WRT to "airy", to some people that describes a sound that I hear as hollow, insubstantial, see-through, ghostly, amorphous, floaty, misty, foggy etc. Instruments tend to have soft-focus edges and bleed into one another. Again, the Denons won't do that, they present a solid, substantial image located precisely in space, each instrument is easily picked out and followed if you so choose. "Air" in audio is supposed to refer to the space around musicians in which their instruments are allowed to breathe and fully express themselves; on that score we think the Denons definitely deliver. Open headphones, to my ears, have a general tendency toward providing the "bad" kind of "airy" experience I described above. Almost all of my favorite headphones I've heard have been closed. What you may sacrifice in terms of apparent soundstage size you get with open phones (although it tends to fade out at the edges and blends individual sounds into a foggy soup), you more than make up for with fullness, solidity, precise imaging, black background and true air around instruments with good closed phones. Our custom cups for the Denons are the result of a lot of experimentation and are larger than stock (but not too big you start to introduce unwanted elements), and as a result present a larger, more expansive and deeper soundstage than stock. Our headphones throw a very large soundstage (without the usual gap in the middle of the image), by just about any standard.

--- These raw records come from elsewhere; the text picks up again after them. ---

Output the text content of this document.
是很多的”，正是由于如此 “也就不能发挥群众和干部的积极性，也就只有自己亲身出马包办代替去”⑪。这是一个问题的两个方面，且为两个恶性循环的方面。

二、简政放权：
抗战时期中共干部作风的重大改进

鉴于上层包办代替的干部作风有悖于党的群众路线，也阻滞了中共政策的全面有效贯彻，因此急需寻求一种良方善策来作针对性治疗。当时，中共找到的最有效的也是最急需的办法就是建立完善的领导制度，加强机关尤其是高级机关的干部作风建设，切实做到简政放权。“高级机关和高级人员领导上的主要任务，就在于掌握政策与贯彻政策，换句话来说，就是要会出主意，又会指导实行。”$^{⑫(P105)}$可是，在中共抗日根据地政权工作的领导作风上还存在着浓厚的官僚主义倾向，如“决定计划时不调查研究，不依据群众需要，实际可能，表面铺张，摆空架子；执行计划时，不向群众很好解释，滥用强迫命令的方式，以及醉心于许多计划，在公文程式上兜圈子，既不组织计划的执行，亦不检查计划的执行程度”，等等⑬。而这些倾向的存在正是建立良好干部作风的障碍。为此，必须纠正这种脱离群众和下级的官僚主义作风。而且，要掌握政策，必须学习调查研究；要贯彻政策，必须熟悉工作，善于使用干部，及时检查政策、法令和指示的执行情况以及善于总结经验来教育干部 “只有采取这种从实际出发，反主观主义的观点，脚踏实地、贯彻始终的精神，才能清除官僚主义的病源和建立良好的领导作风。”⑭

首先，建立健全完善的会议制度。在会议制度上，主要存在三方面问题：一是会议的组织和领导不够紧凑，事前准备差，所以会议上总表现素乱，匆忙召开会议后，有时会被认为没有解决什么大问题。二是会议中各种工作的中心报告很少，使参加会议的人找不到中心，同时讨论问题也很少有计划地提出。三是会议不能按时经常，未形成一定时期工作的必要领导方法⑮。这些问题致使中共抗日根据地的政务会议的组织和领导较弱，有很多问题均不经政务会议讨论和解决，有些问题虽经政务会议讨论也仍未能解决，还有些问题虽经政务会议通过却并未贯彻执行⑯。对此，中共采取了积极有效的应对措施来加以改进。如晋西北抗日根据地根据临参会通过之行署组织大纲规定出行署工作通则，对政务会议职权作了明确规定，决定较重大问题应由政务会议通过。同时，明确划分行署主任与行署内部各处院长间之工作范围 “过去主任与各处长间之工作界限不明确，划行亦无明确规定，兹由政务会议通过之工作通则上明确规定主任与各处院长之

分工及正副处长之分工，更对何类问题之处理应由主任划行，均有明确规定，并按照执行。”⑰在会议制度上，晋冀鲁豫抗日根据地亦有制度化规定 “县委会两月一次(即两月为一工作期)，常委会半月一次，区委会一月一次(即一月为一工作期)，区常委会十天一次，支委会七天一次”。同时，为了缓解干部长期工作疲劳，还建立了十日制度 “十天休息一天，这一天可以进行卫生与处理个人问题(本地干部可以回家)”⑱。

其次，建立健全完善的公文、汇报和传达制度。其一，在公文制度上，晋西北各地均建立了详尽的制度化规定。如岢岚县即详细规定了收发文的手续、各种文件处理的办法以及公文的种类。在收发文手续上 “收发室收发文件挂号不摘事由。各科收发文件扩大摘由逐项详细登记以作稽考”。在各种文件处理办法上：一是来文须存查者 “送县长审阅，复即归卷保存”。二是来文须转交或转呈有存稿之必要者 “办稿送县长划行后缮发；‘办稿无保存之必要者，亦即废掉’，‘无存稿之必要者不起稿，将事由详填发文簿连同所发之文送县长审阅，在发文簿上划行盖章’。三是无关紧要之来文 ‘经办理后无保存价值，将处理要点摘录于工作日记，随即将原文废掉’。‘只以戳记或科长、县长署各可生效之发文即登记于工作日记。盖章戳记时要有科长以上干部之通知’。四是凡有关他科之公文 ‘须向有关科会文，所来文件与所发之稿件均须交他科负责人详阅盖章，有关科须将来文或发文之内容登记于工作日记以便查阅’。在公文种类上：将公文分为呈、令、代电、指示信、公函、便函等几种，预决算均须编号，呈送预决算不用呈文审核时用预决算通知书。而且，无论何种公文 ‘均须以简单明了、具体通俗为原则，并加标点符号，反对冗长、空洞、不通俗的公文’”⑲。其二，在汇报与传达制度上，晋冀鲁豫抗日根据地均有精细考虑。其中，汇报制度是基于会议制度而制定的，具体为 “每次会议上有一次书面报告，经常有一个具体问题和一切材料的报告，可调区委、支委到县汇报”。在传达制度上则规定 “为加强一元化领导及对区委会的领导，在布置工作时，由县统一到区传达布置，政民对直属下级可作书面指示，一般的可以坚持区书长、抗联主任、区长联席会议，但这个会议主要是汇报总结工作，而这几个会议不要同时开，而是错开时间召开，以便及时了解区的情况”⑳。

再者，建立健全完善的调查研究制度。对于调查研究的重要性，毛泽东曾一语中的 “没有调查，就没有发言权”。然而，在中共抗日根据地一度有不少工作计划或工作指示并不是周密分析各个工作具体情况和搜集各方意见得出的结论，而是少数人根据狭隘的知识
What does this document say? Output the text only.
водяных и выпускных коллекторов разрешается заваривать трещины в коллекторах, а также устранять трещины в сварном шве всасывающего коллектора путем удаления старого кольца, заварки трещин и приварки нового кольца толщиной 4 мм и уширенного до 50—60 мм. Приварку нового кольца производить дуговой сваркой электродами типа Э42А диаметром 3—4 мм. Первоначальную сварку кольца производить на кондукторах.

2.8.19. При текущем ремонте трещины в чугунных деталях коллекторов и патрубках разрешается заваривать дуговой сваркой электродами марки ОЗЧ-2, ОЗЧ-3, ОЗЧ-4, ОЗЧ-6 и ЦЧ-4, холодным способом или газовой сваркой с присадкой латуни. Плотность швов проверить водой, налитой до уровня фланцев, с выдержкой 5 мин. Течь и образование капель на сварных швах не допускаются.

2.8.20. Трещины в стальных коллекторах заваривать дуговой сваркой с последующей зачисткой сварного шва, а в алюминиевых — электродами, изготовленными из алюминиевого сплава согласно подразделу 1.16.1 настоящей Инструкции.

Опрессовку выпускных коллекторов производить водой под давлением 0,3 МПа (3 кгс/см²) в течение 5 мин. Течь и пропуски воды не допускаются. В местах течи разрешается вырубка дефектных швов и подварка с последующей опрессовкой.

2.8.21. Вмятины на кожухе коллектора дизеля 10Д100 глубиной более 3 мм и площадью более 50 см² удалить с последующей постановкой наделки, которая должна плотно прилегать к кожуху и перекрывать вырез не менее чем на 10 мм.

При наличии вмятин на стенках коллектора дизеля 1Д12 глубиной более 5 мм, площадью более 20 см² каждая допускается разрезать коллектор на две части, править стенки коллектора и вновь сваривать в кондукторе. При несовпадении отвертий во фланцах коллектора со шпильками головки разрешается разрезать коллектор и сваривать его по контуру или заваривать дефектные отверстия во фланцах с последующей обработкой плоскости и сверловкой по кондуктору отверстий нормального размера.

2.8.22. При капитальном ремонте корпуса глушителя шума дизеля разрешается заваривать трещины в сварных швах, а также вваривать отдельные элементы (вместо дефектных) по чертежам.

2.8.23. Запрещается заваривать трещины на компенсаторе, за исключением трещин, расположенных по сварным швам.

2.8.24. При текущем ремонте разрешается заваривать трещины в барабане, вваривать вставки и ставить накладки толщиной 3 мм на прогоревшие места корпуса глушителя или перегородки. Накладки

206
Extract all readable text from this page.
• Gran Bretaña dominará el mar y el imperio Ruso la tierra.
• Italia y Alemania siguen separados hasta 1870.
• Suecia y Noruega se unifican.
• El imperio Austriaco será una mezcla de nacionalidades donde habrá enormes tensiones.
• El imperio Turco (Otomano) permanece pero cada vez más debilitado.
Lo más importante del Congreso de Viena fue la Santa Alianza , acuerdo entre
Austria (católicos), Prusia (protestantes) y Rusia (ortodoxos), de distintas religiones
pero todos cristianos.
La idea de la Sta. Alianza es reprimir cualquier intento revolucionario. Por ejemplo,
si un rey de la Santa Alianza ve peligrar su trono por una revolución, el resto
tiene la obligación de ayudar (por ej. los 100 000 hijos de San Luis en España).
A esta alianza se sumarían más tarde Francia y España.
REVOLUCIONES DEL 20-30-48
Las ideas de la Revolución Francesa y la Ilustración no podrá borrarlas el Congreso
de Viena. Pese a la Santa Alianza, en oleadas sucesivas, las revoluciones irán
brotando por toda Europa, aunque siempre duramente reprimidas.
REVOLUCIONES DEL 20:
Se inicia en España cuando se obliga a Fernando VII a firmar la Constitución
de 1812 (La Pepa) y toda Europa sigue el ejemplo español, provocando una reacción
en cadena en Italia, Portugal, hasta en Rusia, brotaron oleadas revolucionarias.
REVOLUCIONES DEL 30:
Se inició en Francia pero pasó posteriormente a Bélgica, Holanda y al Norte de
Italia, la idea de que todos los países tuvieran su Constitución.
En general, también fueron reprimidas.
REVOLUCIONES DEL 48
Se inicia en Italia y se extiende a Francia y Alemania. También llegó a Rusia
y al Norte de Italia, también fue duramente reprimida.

The issue with the stock Denon phones as we see it, is that, while they are very open and clear and resolving, punchy and fun, they go several steps too far-- way past "exciting" and over into plain-old "fatiguing". The markl Mod tames their beastliness, shouty-ness, and pummeling, punishing bass, while retaining enough character to make them highly entertaining, fun, engaging, and "musical".
So, based on all that, whether the LA2000 will appeal to you akatona, maybe you now have some more information to make a judgement about that. Cheers.